As can be seen from this bubble chart, companies with a high proportion of both ESG/Standard ETFs tend to have relatively higher weights in ESG ETFs. Among them, information technology companies have the highest weighting in both ETFs. The communication sector accounts for a relatively high proportion in standard ETFs, and there are a few outliers that account for a very high proportion in both ETFs.

HW Problem6

library(ggplot2)
library(ggiraph)
library(dplyr)
library(readr)
github_url <- "https://raw.githubusercontent.com/t-emery/sais-susfin_data/main/datasets/etf_comparison-2022-10-03.csv"
data6 <- read_csv(github_url, show_col_types = FALSE) %>%
  select(company_name, sector, esg_uw_ow) %>%
  mutate(esg_uw_ow = toupper(esg_uw_ow)) # Ensure case consistency

# Ensure esg_uw_ow contains only 'Underweight' and 'Overweight'
data6 <- data6 %>%
  filter(esg_uw_ow %in% c("UNDERWEIGHT", "OVERWEIGHT"))
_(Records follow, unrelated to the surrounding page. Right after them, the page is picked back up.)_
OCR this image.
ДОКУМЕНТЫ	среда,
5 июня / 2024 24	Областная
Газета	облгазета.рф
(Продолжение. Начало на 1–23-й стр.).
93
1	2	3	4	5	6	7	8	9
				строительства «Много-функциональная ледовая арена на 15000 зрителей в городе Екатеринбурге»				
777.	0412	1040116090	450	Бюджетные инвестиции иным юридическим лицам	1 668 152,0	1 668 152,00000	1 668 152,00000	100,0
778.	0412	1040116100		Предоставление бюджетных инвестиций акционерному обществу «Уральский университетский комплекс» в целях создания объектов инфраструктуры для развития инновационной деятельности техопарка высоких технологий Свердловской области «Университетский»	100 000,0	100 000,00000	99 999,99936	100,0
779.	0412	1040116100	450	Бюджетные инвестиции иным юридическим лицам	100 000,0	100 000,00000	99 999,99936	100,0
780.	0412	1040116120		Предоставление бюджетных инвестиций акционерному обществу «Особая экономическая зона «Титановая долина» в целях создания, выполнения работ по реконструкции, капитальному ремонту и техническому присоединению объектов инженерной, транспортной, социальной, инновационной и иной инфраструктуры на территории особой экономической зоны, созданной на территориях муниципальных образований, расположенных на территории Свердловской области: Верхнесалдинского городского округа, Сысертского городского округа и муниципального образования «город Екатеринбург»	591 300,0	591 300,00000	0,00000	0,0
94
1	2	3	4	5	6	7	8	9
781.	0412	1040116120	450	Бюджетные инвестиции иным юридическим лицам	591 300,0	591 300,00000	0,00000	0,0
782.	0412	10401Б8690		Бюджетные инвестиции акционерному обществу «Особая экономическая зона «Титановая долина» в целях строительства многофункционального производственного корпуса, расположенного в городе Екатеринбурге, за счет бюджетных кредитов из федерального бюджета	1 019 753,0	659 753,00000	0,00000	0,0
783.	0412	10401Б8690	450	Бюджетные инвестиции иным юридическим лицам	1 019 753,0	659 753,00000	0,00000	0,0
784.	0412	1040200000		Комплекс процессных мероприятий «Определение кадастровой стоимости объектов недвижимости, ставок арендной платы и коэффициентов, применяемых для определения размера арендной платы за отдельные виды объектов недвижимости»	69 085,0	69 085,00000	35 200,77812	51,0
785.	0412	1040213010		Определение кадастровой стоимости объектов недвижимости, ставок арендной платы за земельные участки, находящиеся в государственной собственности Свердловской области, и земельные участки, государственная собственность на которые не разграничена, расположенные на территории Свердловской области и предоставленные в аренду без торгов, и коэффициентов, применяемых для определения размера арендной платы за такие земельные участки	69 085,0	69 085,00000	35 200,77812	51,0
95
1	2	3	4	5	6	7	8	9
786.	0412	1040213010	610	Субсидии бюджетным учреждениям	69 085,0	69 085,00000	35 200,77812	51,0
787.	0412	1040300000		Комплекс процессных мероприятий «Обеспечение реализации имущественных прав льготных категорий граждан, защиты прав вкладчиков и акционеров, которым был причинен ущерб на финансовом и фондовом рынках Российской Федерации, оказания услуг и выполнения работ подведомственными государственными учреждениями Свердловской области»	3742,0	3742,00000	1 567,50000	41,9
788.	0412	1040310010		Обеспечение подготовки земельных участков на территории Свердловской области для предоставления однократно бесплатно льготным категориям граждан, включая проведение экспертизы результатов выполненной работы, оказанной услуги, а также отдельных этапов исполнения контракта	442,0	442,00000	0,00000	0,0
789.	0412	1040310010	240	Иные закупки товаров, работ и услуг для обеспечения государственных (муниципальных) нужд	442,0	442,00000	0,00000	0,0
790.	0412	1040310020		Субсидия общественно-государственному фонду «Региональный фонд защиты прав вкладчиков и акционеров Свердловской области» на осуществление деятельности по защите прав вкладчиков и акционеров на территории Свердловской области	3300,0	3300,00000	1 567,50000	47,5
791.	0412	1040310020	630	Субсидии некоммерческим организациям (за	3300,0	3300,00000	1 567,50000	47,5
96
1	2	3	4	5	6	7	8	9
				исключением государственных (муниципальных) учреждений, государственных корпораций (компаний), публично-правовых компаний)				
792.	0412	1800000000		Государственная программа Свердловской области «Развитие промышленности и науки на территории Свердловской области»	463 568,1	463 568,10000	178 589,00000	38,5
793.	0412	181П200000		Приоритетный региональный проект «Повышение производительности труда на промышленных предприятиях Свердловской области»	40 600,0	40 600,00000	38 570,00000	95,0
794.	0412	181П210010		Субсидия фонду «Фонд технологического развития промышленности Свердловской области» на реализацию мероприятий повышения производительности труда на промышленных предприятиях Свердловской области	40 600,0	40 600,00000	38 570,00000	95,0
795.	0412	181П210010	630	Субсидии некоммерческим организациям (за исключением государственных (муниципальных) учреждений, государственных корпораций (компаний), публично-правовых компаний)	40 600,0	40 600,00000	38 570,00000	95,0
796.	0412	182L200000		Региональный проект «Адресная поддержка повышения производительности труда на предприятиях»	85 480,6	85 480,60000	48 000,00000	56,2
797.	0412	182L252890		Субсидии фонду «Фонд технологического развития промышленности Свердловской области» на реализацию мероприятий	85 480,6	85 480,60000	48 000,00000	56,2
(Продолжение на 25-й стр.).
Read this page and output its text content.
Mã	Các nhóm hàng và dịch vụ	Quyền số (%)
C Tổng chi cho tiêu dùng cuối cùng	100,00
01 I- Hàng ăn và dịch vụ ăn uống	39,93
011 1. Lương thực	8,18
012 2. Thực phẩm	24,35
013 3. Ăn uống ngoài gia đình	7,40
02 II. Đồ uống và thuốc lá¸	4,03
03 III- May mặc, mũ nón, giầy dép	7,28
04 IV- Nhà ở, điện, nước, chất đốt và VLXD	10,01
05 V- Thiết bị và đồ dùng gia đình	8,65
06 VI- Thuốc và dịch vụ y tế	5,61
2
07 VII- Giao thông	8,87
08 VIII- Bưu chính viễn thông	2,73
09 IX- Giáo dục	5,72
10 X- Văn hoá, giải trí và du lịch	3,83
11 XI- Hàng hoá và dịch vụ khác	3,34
# Prepare the distribution data
sector_distribution <- data6 %>%
  count(sector, esg_uw_ow) %>%
  mutate(tooltip_text = paste("Sector:", sector, "\nStatus:", esg_uw_ow, "\nCount:", n)) # Add a tooltip text

# Create the interactive stacked bar chart
gg <- ggplot(sector_distribution, aes(x = sector, y = n, fill = esg_uw_ow)) +
  geom_bar_interactive(aes(tooltip = tooltip_text, data_id = sector), 
                       stat = "identity", position = "stack") +
  scale_fill_manual(values = c("UNDERWEIGHT" = "red", "OVERWEIGHT" = "green")) +
  labs(title = "Distribution of Companies by ESG UW/OW Status and Sector",
       x = "Sector", y = "Count of Companies") +
  theme_minimal() +
  theme(axis.text.x = element_text(angle = 45, hjust = 1))

# Display the interactive chart
girafe(ggobj = gg)

This interactive chart uses {ggiraph} to show the number and proportion of companies in each sector that are underweighted or overweighted in the ESG ETF compared to the standard ETF.This visualization provides insights into how different sectors are represented in terms of their alignment with ESG investment criteria.Sectors with More Underweighted Companies may face greater challenges in meeting ESG criteria or could be in industries with higher environmental impacts or social concerns, leading to a more cautious approach by ESG investors.

This analysis can help investors understand which sectors are leading in sustainability efforts and are therefore prioritized in ESG investments, as well as which sectors may need to improve their ESG practices to become more attractive to sustainable finance initiatives.